NEWS

US Cong agrees to freeze $ 700 mn in aid to Pak

By Lalit K Jha
December 13, 2011

Reflecting a bipartisan toughening of stand against Pakistan, leaders of a United State House-Senate negotiating panel have agreed to freeze $ 700 million in aid to Islamabad, a move that could put more strain on the troubled ties between the two countries.

In a statement issued late last night, negotiating panel of the House of Representatives and the Senate unanimously agreed to freeze the $ 700 million aid to Pakistan pending Pentagon's delivery of a strategy for improving the effectiveness of such assistance and assurances that Pakistan is countering improvised explosive devices networks in their country that are targeting collation forces.

The House Armed Services Committee said the National Defense Authorisation Act for the Fiscal Year 2012 also reached a compromise on $ 662 billion Defense Authorization Bill for the year 2012.

Besides stringing aid to Pakistan, the military spending bill also targets Iran's Central Bank and sets new hurdles for closing Guantanamo Bay prison for the Al Qaeda fighters.

The legislation will now face vote in both the Houses this week amid warnings by US President Barack Obama that he would veto any bill that required military custody of suspected extremists who target US.

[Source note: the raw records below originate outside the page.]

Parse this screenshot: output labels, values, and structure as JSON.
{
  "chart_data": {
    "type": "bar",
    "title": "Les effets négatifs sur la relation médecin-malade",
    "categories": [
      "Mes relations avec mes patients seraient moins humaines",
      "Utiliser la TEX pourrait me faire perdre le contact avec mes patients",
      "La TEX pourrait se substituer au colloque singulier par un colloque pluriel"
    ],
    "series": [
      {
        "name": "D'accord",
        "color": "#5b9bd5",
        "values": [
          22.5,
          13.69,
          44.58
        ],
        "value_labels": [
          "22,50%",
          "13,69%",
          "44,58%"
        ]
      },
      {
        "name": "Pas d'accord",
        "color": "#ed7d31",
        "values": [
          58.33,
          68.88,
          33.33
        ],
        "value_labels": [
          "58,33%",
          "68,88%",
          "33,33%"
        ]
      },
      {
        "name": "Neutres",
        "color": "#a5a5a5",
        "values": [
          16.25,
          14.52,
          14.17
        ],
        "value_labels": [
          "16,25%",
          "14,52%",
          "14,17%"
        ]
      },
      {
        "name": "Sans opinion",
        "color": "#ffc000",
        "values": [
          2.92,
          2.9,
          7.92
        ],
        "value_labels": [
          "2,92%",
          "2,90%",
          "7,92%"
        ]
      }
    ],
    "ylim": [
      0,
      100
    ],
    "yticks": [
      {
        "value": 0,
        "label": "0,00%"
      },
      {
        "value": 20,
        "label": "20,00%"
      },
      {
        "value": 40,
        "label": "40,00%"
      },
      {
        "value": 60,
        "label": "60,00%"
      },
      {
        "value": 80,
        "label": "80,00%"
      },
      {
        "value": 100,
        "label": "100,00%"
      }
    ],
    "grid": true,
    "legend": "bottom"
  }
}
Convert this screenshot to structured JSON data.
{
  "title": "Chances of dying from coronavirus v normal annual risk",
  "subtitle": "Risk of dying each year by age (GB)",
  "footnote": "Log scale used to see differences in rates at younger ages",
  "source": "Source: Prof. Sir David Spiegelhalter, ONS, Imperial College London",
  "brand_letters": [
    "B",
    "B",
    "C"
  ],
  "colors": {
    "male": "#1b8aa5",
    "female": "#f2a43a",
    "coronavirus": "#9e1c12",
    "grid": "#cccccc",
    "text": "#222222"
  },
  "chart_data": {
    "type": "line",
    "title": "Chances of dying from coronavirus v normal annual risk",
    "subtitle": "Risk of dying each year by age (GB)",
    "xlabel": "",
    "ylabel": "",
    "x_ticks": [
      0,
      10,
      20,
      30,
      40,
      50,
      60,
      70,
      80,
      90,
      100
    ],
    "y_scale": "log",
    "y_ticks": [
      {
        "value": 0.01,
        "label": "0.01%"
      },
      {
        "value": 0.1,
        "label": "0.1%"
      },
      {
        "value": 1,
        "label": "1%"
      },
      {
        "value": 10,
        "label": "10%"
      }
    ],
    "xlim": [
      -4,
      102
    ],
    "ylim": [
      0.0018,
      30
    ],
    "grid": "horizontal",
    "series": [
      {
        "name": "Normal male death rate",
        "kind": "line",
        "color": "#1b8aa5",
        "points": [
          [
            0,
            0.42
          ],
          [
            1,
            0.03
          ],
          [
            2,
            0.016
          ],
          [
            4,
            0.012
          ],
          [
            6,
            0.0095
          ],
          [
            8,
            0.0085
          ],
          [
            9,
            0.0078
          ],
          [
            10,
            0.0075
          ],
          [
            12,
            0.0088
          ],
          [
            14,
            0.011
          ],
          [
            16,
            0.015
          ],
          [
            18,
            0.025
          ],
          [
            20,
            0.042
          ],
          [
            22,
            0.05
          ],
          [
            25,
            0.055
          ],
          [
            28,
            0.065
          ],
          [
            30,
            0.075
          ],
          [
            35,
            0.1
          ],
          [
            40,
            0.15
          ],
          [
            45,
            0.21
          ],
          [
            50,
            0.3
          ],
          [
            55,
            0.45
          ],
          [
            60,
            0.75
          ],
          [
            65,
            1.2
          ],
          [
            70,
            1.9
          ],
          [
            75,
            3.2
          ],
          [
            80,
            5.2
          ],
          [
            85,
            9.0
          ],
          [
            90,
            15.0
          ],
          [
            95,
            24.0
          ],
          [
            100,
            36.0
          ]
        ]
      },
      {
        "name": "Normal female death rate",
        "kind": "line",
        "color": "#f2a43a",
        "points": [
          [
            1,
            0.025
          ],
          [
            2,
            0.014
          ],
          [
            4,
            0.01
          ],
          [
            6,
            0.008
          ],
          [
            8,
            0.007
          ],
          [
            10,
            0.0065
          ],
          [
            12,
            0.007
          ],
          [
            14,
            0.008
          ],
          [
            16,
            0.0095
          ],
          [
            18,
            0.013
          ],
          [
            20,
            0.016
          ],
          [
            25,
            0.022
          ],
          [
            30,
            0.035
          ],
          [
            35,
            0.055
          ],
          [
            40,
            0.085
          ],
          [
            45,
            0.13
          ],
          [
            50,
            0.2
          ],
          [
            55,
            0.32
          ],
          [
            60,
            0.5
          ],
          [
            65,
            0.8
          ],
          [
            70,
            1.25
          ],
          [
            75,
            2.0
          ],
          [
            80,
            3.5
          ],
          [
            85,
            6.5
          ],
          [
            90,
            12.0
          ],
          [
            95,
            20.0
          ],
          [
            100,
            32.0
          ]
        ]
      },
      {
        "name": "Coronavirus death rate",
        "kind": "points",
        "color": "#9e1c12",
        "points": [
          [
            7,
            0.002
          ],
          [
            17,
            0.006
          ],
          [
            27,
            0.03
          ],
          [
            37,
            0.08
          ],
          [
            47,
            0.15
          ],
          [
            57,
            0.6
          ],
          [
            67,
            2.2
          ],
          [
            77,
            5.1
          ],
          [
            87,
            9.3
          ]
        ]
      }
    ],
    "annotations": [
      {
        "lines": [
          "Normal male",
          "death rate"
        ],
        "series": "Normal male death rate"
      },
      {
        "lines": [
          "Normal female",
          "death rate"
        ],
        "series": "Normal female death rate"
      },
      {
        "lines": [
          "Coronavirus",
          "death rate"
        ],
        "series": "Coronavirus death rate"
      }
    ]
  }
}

Pakistan is one of the largest recipients of US foreign aid, and the freeze, when it is empowered by the Congress, would form only a small portion of billions of dollars of civil and military assistance it gets each year. But the freeze could lead to greater cutbacks as demands rise in the US to penalise Islamabad for failing to act against militant groups on its soil, who kill US soldiers in Afghanistan.

Locally made IEDs are the most effective weapons used by terrorists against US and North Atlantic Treaty Organisation forces in Afghanistan.